The technology to harvest electricity from wind energy is now sufficiently advanced to make entire cities powered by wind a reality. High-quality, short-term forecasts of wind speed are vital for making this a more reliable energy source. The investigator proposes to study two topics in wind power forecasting, develop relevant methodologies and analyze their corresponding properties and performances both theoretically and through Monte Carlo simulations studies. The new methods will be applied to a first-of-a-kind testbed wind dataset from northeastern US. The first topic concerns shrinkage and selection of space-time variables in various models for wind power forecasting. The investigator proposes to combine techniques such as partial least squares and the adaptive lasso with space-time correlation information that naturally arises among the predictor variables in the wind forecasting models. The second topic concerns realistic forecast evaluations in the context of wind power forecasting. The investigator proposes to develop new loss functions that are economically relevant for wind power and study their properties and their use in building and evaluating forecasting models in the wind energy arena.

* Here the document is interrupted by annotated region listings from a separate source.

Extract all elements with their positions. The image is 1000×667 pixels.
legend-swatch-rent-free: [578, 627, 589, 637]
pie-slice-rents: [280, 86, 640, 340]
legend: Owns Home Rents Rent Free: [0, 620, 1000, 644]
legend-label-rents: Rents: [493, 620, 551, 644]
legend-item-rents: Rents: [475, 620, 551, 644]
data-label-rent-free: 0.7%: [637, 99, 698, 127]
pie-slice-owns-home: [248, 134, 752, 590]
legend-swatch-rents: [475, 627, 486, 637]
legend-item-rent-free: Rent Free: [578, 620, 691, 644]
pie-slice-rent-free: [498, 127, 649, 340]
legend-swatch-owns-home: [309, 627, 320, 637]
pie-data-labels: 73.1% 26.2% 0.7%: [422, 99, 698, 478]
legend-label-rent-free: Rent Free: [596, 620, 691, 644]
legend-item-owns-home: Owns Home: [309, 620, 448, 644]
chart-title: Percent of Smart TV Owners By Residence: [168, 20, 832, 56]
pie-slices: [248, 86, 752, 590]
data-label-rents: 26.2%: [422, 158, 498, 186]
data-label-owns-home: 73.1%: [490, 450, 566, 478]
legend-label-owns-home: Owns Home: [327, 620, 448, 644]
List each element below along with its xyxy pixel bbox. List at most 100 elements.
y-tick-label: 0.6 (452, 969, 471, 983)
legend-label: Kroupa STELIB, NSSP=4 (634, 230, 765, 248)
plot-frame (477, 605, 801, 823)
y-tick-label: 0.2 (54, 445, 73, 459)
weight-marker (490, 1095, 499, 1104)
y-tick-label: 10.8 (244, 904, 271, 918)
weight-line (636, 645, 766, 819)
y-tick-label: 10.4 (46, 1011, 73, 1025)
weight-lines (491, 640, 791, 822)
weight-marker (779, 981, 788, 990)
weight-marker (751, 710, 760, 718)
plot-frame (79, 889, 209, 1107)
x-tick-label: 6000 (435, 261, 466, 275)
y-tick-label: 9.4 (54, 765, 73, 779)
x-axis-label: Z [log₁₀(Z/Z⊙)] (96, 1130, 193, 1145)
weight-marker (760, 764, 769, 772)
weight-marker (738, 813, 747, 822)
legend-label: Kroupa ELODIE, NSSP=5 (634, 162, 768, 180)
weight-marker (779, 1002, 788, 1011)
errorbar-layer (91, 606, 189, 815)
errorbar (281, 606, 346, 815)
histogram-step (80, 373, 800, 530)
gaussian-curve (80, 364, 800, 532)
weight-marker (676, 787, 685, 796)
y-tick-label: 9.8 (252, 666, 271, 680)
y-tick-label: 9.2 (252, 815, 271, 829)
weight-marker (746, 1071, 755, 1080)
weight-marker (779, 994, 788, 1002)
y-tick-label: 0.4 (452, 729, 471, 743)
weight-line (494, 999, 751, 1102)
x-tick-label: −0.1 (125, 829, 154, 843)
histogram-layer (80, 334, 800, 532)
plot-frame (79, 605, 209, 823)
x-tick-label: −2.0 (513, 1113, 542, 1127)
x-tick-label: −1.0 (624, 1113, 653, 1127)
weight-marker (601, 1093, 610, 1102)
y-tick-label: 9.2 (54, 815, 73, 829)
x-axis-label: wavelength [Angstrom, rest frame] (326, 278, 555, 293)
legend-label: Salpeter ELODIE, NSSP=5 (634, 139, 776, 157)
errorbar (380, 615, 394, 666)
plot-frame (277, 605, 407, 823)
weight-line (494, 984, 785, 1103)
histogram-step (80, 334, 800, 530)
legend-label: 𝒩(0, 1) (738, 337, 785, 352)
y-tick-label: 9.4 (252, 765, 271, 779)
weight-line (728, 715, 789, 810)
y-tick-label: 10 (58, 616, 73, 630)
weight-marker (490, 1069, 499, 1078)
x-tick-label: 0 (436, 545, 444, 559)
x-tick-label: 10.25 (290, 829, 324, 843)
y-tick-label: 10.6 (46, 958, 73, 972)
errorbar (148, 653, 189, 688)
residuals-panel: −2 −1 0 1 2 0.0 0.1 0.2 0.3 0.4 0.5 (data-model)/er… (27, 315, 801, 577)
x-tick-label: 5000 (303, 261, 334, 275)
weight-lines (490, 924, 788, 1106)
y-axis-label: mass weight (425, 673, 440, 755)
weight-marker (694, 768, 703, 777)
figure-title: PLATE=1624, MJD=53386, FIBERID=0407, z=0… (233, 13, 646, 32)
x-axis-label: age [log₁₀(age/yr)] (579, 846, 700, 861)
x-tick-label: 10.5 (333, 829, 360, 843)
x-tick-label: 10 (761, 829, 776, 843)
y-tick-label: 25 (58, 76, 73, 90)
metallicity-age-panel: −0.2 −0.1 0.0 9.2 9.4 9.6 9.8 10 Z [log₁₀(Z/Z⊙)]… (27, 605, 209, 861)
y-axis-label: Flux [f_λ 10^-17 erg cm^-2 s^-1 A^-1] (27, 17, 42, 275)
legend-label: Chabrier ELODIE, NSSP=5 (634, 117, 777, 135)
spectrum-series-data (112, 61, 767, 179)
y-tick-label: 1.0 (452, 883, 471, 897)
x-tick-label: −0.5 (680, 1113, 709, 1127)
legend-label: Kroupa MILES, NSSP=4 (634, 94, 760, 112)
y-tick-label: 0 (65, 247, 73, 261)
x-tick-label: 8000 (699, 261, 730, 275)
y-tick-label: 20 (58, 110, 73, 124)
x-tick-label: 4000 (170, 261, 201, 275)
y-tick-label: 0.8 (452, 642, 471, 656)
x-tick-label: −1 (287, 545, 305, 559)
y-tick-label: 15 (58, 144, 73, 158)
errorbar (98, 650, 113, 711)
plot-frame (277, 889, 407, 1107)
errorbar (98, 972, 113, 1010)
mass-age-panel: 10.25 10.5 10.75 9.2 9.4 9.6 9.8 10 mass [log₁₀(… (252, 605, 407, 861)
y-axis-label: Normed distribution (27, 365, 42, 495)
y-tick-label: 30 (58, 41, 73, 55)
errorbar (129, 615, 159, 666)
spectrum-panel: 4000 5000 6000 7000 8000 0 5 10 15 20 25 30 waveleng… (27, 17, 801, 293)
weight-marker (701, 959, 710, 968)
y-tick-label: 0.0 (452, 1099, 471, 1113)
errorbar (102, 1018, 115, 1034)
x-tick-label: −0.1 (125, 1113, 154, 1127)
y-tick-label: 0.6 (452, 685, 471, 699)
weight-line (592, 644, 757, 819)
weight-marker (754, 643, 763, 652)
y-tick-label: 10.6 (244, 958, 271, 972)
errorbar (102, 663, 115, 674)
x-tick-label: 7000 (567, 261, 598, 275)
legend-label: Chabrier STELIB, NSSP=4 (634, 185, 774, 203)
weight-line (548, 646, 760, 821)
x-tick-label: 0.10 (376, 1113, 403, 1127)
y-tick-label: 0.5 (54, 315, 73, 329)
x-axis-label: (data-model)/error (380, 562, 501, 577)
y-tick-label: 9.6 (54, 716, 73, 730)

The primary impact of this project is that the new methods for wind power forecasting will provide valuable tools to applied practitioners in wind farming. There is an obvious need for statisticians to be involved in such important problems related to renewable and clean energies for the well-being of our society. In particular, the research topics address crucial and major challenges for advancing the use of energy from wind.
To support large-scale integration of wind power into electric energy systems, state-of-the-art wind speed forecasting methods should be able to provide accurate and adequate information to enable efficient, reliable, and cost-effective scheduling of wind power. Here, we incorporated space-time wind forecasts based on statistics procedures into electric power system scheduling. First, we proposed a modified regime-switching, space-time wind speed forecasting model that allows the forecast regimes to vary with the dominant wind direction and with the seasons, hence avoiding a subjective choice of regimes. Then, results from the wind forecasts were incorporated into a power system economic dispatch model, the cost of which was used as a loss measure of the quality of the forecast models. This, in turn, led to cost-effective scheduling of system-wide wind generation. Potential economic benefits arose from the system-wide generation of cost savings and from the ancillary service cost savings. We illustrated the economic benefits using a test system in the northwest region of the United States as well as using realistic wind farm data from West Texas. Compared with persistence and simple autoregressive models, our model suggested that cost savings from integration of wind power could be on the scale of tens of millions of dollars annually in regions with high wind penetration, such as Texas and the Pacific northwest.